3 第1項第1号に規定する医療機器の治験に本手順書を準用する場合には、「治験薬」を「治験機器」に、「治験使用薬」を「治験使用機器」に、「被験薬」を「被験機器」に、「副作用」を「不具合」に適宜、読み替えるものとする。
4 第1項第3号に規定する再生医療等製品の治験を実施する場合には、第2条 第1項の「医薬品の臨床試験の実施の基準に関する省令(平成9年厚生省令第28号)」に替え「再生医療等製品の臨床試験の実施の基準の省令(平成26年厚生労働省令第89号)」を適用する。

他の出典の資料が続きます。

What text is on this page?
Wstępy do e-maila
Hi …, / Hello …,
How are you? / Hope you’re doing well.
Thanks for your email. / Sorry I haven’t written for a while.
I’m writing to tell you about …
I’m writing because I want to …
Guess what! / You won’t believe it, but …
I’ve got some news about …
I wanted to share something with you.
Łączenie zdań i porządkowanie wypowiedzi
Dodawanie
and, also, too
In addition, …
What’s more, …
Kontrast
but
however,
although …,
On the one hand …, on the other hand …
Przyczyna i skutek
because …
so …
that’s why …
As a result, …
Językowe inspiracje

5 第1項第3号に規定する再生医療等製品の治験に本手順書を準用する場合には、「治験薬」を「治験製品」に、「治験使用薬」を「治験使用製品」に、「被験薬」を「被験製品」に、
「副作用」を「不具合」に適宜、読み替えるものとする。
6 第1項第4号に規定する医薬品等の製造販売後臨床試験に本手順書を準用する場合には、
「治験」とあるのは「製造販売後臨床試験」と読み替えるなど、医薬品の臨床試験の実施の基準に関する省令(平成9年厚生省令第28号)第56条に準じた読み替えを行うものとする。
第53条 本手順書の改正は、委員会の審議に基づき、病院長の承認により行う。
1.この手順書は2017年4月1日から施行する。
2.2018年10月10日一部改正
改正に伴い、藤田保健衛生大学病院治験支援部門細則(平成26年10月1日施行)は、廃止する。
3.2019年4月1日一部改正
4.2020年4月1日一部改正
改正に伴い、藤田医科大学病院治験取扱規程(平成10年4月1日施行)は、廃止する。
5. 2022年4月1日一部改正
6. 2022年12月1日一部改正
7. 2024年2月1日一部改正
改正後の第12条の規定は2023年9月1日から適用する。